Il Trenta Formiche si trova in un punto molto particolare, lo stesso spazio lì sotto la ferrovia è quasi espressione di alcune caratteristiche urbanistiche e sociali inseparabili con la vita del territorio. Avete avuto la possibilità di sceglierlo, lo trovi particolarmente rappresentativo, ci siete particolarmente legati? C'è qualche storia divertente legata alla collocazione in quel punto quasi di confine?
Nel 2010 cercavamo senza grosso impegno uno spazio, per creare la nostra associazione. Ma il passaparola non aveva portato a nessun risultato. Così iniziammo a contattare i numeri delle agenzie sulle saracinesche. Via del Mandrione 1-3 fu il secondo. L’impatto visivo all’esterno ci aveva convinto ancor prima di varcare la soglia. Digerire l’interno fu molto più difficile visto che ci si palesò davanti praticamente una stalla, l’agente provava ad affittarlo come magazzino ma non ci riusciva perché le auto non passano attraverso le porte. Quindi fu nostro. Praticamente siamo nelle fondamenta di un palazzo che si erige tra due ferrovie, accanto a un tunnel sopra il quale passano tutti i treni che da Roma vanno verso Napoli. Uno scenario industriale metropolitano di cui ci siamo innamorati subito, visto che venivamo da anni di via vai tra Berlino e Londra in cui si faceva a gara a chi scopriva spazi sconosciuti ma fatiscenti e musicalmente weird. Finalmente anche noi avevamo una scena artistica underground da valorizzare, in uno spazio decisamente underground lì a un chilometro da casa in un magazzino anonimo che fino a quel momento avevamo a mala pena notato. Certo, all’epoca non ne eravamo così consapevoli ma è quello che poi è successo. A parte la questione puramente estetica, la peculiarità della location si arricchisce anche di caratteristiche storiche.

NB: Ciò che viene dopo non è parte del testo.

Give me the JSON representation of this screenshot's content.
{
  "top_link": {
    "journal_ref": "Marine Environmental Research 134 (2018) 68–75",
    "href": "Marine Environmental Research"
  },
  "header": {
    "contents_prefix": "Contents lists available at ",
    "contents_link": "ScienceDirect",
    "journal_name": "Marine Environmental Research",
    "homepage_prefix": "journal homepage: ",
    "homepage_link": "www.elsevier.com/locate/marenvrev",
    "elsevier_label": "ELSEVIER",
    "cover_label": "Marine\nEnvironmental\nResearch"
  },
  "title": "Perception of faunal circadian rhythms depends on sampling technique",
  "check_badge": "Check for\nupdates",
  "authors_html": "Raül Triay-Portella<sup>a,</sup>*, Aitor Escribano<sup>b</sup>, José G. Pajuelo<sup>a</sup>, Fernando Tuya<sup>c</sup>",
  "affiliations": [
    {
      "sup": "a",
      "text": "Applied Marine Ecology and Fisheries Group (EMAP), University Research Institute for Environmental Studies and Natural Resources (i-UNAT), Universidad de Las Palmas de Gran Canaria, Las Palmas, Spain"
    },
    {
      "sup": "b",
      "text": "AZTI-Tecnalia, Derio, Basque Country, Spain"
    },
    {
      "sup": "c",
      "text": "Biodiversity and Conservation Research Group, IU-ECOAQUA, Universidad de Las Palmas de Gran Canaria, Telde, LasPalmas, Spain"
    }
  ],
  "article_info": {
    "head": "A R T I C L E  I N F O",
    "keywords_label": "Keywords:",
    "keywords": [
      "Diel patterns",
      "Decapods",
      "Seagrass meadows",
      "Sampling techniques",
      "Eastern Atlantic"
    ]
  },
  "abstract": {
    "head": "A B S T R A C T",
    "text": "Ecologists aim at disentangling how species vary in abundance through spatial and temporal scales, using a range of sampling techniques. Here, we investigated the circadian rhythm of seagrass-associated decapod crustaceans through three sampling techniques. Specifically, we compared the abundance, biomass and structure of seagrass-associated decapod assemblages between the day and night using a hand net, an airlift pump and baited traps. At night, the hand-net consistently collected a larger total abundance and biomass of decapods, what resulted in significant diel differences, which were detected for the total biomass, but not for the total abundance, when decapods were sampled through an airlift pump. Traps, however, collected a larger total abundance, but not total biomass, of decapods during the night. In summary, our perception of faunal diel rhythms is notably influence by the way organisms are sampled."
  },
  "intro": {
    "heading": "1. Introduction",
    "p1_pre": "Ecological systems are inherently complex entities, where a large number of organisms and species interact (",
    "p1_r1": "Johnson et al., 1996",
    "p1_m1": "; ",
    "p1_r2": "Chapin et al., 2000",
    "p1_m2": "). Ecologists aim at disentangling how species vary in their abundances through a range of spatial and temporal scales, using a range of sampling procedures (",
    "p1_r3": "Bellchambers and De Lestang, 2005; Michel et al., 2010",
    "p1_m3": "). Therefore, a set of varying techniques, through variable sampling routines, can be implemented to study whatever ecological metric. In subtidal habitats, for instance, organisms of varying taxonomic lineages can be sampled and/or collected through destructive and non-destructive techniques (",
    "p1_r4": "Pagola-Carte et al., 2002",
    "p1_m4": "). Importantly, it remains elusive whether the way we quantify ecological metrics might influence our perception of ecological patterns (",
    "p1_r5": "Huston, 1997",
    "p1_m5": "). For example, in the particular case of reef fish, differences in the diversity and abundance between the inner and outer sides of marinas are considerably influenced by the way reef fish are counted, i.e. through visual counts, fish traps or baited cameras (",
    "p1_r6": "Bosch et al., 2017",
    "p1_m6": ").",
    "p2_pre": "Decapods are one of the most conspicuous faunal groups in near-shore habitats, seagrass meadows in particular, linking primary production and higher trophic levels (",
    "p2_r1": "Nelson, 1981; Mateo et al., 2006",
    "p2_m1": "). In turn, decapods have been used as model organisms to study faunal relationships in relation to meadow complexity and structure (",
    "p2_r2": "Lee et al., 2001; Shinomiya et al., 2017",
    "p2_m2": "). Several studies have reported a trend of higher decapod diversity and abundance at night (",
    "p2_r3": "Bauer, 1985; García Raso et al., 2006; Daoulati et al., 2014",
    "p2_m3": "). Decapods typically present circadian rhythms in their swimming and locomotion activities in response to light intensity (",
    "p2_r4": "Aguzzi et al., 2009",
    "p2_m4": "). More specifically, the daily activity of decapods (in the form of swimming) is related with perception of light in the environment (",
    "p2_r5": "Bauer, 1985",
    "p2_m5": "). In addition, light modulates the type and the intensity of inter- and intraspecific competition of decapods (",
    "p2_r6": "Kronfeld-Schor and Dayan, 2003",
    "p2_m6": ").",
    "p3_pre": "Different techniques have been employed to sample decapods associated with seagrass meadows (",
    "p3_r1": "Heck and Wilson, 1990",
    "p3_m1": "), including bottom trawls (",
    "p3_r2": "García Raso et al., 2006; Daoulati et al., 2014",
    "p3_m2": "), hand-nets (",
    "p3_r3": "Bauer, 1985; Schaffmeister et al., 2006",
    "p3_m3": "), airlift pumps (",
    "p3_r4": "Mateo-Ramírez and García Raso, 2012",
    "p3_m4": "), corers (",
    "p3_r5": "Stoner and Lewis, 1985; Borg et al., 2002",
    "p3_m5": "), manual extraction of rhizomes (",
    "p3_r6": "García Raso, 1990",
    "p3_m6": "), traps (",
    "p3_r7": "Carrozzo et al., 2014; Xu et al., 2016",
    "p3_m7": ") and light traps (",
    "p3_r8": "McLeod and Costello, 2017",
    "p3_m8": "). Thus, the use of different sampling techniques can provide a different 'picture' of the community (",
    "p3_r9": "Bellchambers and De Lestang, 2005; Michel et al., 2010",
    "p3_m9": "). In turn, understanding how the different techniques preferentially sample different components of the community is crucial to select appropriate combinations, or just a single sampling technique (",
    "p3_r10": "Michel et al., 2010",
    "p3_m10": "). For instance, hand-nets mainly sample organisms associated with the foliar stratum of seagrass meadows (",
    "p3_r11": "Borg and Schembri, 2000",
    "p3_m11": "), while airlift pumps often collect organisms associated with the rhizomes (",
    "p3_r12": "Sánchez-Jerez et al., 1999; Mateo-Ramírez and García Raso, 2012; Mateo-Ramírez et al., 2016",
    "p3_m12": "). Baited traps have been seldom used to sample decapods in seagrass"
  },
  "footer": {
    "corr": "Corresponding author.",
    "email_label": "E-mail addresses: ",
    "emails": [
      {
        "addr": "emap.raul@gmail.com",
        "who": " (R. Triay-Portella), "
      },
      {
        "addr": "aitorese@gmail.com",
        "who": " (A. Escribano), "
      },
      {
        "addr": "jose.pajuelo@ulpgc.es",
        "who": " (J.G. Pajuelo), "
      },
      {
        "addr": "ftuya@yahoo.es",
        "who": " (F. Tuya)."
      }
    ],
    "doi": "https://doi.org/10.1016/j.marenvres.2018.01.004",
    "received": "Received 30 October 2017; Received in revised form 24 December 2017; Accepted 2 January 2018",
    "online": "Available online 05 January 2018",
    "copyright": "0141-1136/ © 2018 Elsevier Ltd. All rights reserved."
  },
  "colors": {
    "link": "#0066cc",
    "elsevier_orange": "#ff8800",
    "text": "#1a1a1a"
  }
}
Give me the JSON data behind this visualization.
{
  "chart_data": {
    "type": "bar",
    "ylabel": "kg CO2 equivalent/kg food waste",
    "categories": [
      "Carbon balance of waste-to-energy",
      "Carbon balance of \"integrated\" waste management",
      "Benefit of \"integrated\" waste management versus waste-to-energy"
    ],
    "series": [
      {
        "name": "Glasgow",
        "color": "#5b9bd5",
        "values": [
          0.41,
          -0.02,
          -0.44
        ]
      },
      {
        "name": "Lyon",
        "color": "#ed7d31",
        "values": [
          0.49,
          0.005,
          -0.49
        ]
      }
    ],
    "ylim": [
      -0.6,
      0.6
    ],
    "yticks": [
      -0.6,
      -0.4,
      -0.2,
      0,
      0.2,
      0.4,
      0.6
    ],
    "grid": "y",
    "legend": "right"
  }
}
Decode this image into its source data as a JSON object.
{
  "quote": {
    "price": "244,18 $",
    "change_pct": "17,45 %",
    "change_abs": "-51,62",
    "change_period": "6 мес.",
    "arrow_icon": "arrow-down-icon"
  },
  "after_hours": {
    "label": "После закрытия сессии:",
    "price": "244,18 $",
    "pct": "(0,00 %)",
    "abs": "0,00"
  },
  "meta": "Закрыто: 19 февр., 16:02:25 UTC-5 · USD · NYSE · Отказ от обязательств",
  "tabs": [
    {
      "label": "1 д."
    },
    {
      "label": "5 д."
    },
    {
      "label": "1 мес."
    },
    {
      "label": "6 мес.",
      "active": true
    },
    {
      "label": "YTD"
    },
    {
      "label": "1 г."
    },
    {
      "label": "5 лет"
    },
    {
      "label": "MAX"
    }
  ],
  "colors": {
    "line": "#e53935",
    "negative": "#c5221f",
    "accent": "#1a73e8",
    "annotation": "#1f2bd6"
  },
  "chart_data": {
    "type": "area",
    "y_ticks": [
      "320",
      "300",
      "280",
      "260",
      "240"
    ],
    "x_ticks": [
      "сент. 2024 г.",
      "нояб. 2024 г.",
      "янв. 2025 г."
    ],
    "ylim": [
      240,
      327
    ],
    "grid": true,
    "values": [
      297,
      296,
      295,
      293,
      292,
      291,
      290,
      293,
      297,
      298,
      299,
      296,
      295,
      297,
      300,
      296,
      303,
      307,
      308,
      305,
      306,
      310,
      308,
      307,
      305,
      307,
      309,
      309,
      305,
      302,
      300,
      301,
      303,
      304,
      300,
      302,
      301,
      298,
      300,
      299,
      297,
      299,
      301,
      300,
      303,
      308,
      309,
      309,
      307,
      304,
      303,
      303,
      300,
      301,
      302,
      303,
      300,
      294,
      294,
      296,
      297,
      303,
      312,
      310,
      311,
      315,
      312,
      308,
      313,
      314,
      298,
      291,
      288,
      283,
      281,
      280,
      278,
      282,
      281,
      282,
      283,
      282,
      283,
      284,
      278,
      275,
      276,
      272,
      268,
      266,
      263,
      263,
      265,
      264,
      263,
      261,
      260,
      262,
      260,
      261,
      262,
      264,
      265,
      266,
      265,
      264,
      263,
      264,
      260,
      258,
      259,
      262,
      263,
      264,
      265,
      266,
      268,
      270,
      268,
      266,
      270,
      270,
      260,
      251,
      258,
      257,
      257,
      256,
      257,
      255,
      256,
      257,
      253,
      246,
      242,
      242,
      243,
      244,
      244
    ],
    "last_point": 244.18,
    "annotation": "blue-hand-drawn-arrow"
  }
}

Siamo al numero uno di via del Mandrione: una via che dal punto di vista urbanistico e artistico è unica nel suo genere, unisce Tuscolano e Casilino destreggiandosi tra Acquedotto Felice e uno snodo ferroviario imponente. Storicamente ricordata per aver ospitato negli anni 50, 60 e 70 una baraccopoli simbolo di una povertà trascurata dall’Italia del Boom – anche se geograficamente molto centrale. Non a caso fu una delle realtà più di inspirazione per il Neorealismo grazie a Pasolini, Elsa Morante e il fotografo Franco Pinna. Anche se navigavamo a vista, nel 2010 avevamo ben chiaro che il processo di gentrificazione stava trasformando velocemente il quartiere, e che il fermento culturale si sarebbe spostato presto verso Torpignattara, dove la massiccia presenza di immigrati d’ogni provenienza garantisce tutt’ora prezzi più stabili ma anche uno stimolo continuo a confrontarsi quotidianamente con altre culture. In realtà per fortuna non ci fu un vero spostamento, ma quasi un ampliamento: i due quartieri adiacenti hanno mescolato caratteristiche, abitudini e attitudini almeno per quella comunità di cui sopra. Oggi ai miei occhi i due quartieri appaiono un tutt’uno e continuano a rappresentare assieme il cuore pulsante di Roma Est. La cosa più simpatica è che essendo Il Trenta Formiche in una terra di mezzo – in quanto la ferrovia è il confine naturale di due municipi (V e VII), via del Mandrione rimane nel V solo per il nostro civico – per i primi anni i vigili si sono rimbalzati la responsabilità di controllo di uno spazio che iniziava a far sentire la sua voce. È durato poco ma ci ha fatto molto comodo!
Con che tipo di realtà collabori, sia come Trenta Formiche, sia individualmente? C'è una rete di attività legate alla cultura e alla socialità dal basso particolarmente attive e che contribuiscono ad arricchire e dare specificità al Pigneto?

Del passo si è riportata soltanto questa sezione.